Activists follow detainees through the process, protesting conditions at the Northwest ICE Processing Center in Tacoma, a facility run by the GEO Group where as many as 1,500 people are held. Longtime Seattle-area resident Maru Mora-Villalpando, who leads weekend protests outside the center, is herself an immigrant living in the U.S. illegally, a status that she doesn’t hide as she needles ICE.

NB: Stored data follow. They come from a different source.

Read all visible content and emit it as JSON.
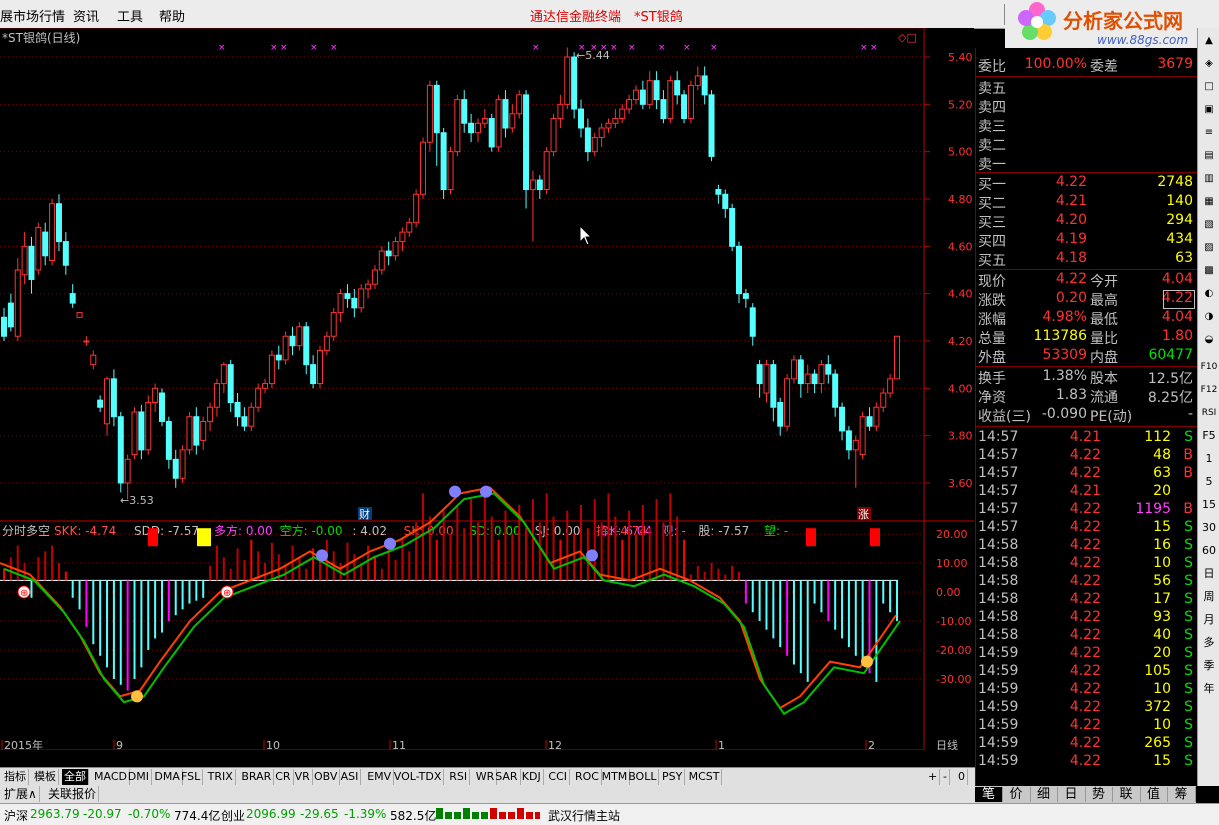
{
  "menu": {
    "items": [
      "展市场行情",
      "资讯",
      "工具",
      "帮助"
    ],
    "title": "通达信金融终端　*ST银鸽",
    "right_btn": "行"
  },
  "logo": {
    "text": "分析家公式网",
    "url": "www.88gs.com"
  },
  "chart": {
    "title": "*ST银鸽(日线)",
    "price_ticks": [
      "5.40",
      "5.20",
      "5.00",
      "4.80",
      "4.60",
      "4.40",
      "4.20",
      "4.00",
      "3.80",
      "3.60"
    ],
    "high_label": "5.44",
    "low_label": "3.53",
    "cai": "财",
    "zhang": "涨",
    "period": "日线",
    "months": [
      "2015年",
      "9",
      "10",
      "11",
      "12",
      "1",
      "2"
    ]
  },
  "indicator": {
    "name": "分时多空",
    "items": [
      {
        "label": "SKK: -4.74",
        "color": "#ff5050"
      },
      {
        "label": "SDD: -7.57",
        "color": "#c0c0c0"
      },
      {
        "label": "多方: 0.00",
        "color": "#ff40ff"
      },
      {
        "label": "空方: -0.00",
        "color": "#00e000"
      },
      {
        "label": ": 4.02",
        "color": "#c0c0c0"
      },
      {
        "label": "SK: 0.00",
        "color": "#ff4040"
      },
      {
        "label": "SD: 0.00",
        "color": "#00e000"
      },
      {
        "label": "SJ: 0.00",
        "color": "#c0c0c0"
      },
      {
        "label": "DK: 6.04",
        "color": "#ff40ff"
      },
      {
        "label": "持: -4.74",
        "color": "#ff4040"
      },
      {
        "label": "观: -",
        "color": "#8080ff"
      },
      {
        "label": "股: -7.57",
        "color": "#c0c0c0"
      },
      {
        "label": "望: -",
        "color": "#00e000"
      }
    ],
    "ticks": [
      "20.00",
      "10.00",
      "0.00",
      "-10.00",
      "-20.00",
      "-30.00"
    ]
  },
  "tabs": [
    "指标",
    "模板",
    "全部",
    "MACD",
    "DMI",
    "DMA",
    "FSL",
    "TRIX",
    "BRAR",
    "CR",
    "VR",
    "OBV",
    "ASI",
    "EMV",
    "VOL-TDX",
    "RSI",
    "WR",
    "SAR",
    "KDJ",
    "CCI",
    "ROC",
    "MTM",
    "BOLL",
    "PSY",
    "MCST"
  ],
  "tab_ctrl": [
    "+",
    "-",
    "0"
  ],
  "extend": [
    "扩展∧",
    "关联报价"
  ],
  "quote": {
    "weibi": {
      "label": "委比",
      "value": "100.00%",
      "label2": "委差",
      "value2": "3679"
    },
    "sell": [
      {
        "name": "卖五"
      },
      {
        "name": "卖四"
      },
      {
        "name": "卖三"
      },
      {
        "name": "卖二"
      },
      {
        "name": "卖一"
      }
    ],
    "buy": [
      {
        "name": "买一",
        "price": "4.22",
        "vol": "2748"
      },
      {
        "name": "买二",
        "price": "4.21",
        "vol": "140"
      },
      {
        "name": "买三",
        "price": "4.20",
        "vol": "294"
      },
      {
        "name": "买四",
        "price": "4.19",
        "vol": "434"
      },
      {
        "name": "买五",
        "price": "4.18",
        "vol": "63"
      }
    ],
    "stats": [
      {
        "l1": "现价",
        "v1": "4.22",
        "l2": "今开",
        "v2": "4.04"
      },
      {
        "l1": "涨跌",
        "v1": "0.20",
        "l2": "最高",
        "v2": "4.22"
      },
      {
        "l1": "涨幅",
        "v1": "4.98%",
        "l2": "最低",
        "v2": "4.04"
      },
      {
        "l1": "总量",
        "v1": "113786",
        "l2": "量比",
        "v2": "1.80"
      },
      {
        "l1": "外盘",
        "v1": "53309",
        "l2": "内盘",
        "v2": "60477"
      }
    ],
    "stats2": [
      {
        "l1": "换手",
        "v1": "1.38%",
        "l2": "股本",
        "v2": "12.5亿"
      },
      {
        "l1": "净资",
        "v1": "1.83",
        "l2": "流通",
        "v2": "8.25亿"
      },
      {
        "l1": "收益(三)",
        "v1": "-0.090",
        "l2": "PE(动)",
        "v2": "-"
      }
    ],
    "ticks": [
      {
        "t": "14:57",
        "p": "4.21",
        "v": "112",
        "s": "S"
      },
      {
        "t": "14:57",
        "p": "4.22",
        "v": "48",
        "s": "B"
      },
      {
        "t": "14:57",
        "p": "4.22",
        "v": "63",
        "s": "B"
      },
      {
        "t": "14:57",
        "p": "4.21",
        "v": "20",
        "s": ""
      },
      {
        "t": "14:57",
        "p": "4.22",
        "v": "1195",
        "s": "B"
      },
      {
        "t": "14:57",
        "p": "4.22",
        "v": "15",
        "s": "S"
      },
      {
        "t": "14:58",
        "p": "4.22",
        "v": "16",
        "s": "S"
      },
      {
        "t": "14:58",
        "p": "4.22",
        "v": "10",
        "s": "S"
      },
      {
        "t": "14:58",
        "p": "4.22",
        "v": "56",
        "s": "S"
      },
      {
        "t": "14:58",
        "p": "4.22",
        "v": "17",
        "s": "S"
      },
      {
        "t": "14:58",
        "p": "4.22",
        "v": "93",
        "s": "S"
      },
      {
        "t": "14:58",
        "p": "4.22",
        "v": "40",
        "s": "S"
      },
      {
        "t": "14:59",
        "p": "4.22",
        "v": "20",
        "s": "S"
      },
      {
        "t": "14:59",
        "p": "4.22",
        "v": "105",
        "s": "S"
      },
      {
        "t": "14:59",
        "p": "4.22",
        "v": "10",
        "s": "S"
      },
      {
        "t": "14:59",
        "p": "4.22",
        "v": "372",
        "s": "S"
      },
      {
        "t": "14:59",
        "p": "4.22",
        "v": "10",
        "s": "S"
      },
      {
        "t": "14:59",
        "p": "4.22",
        "v": "265",
        "s": "S"
      },
      {
        "t": "14:59",
        "p": "4.22",
        "v": "15",
        "s": "S"
      }
    ],
    "tabs": [
      "笔",
      "价",
      "细",
      "日",
      "势",
      "联",
      "值",
      "筹"
    ]
  },
  "toolstrip": [
    "F10",
    "F12",
    "RSI",
    "F5",
    "1",
    "5",
    "15",
    "30",
    "60",
    "日",
    "周",
    "月",
    "多",
    "季",
    "年"
  ],
  "status": {
    "sh_label": "沪深",
    "sh_value": "2963.79",
    "sh_chg": "-20.97",
    "sh_pct": "-0.70%",
    "sh_amt": "774.4亿",
    "cy_label": "创业",
    "cy_value": "2096.99",
    "cy_chg": "-29.65",
    "cy_pct": "-1.39%",
    "cy_amt": "582.5亿",
    "station": "武汉行情主站"
  },
  "colors": {
    "up": "#ff3232",
    "down": "#54ffff",
    "yellow": "#ffff00",
    "green": "#00e000",
    "magenta": "#ff40ff"
  }
}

At a demonstration in October, Mora-Villalpando said that about 200 detainees were staging a hunger strike to protest conditions at the center, where inmates said they had found maggots in food. Roman said that allegations of the center’s kitchen being shut down and meals not being served were “false, and simply another attempt from local advocacy groups to deceive the public.”
Mora-Villalpando tracks detainees on behalf of their family members as they leave the center and head for deportation. She receives spreadsheets tabulating numbers of deportees from the Yakima Immigrant Response Network, a group of volunteers who observe the ICE flights.
At the Yakima airport, Michael Collins, a retired medical clinic business manager, takes photos of each detainee getting on or off a flight. He erects a camera tripod in a city-designated viewing area by the airport fence.
“It’s just an act of witnessing, but I think it’s very important,” said Collins, 71, who participated in the civil rights movement in his native St. Louis. “It’s an opportunity to stand up against the cruelty that’s taken over the government.”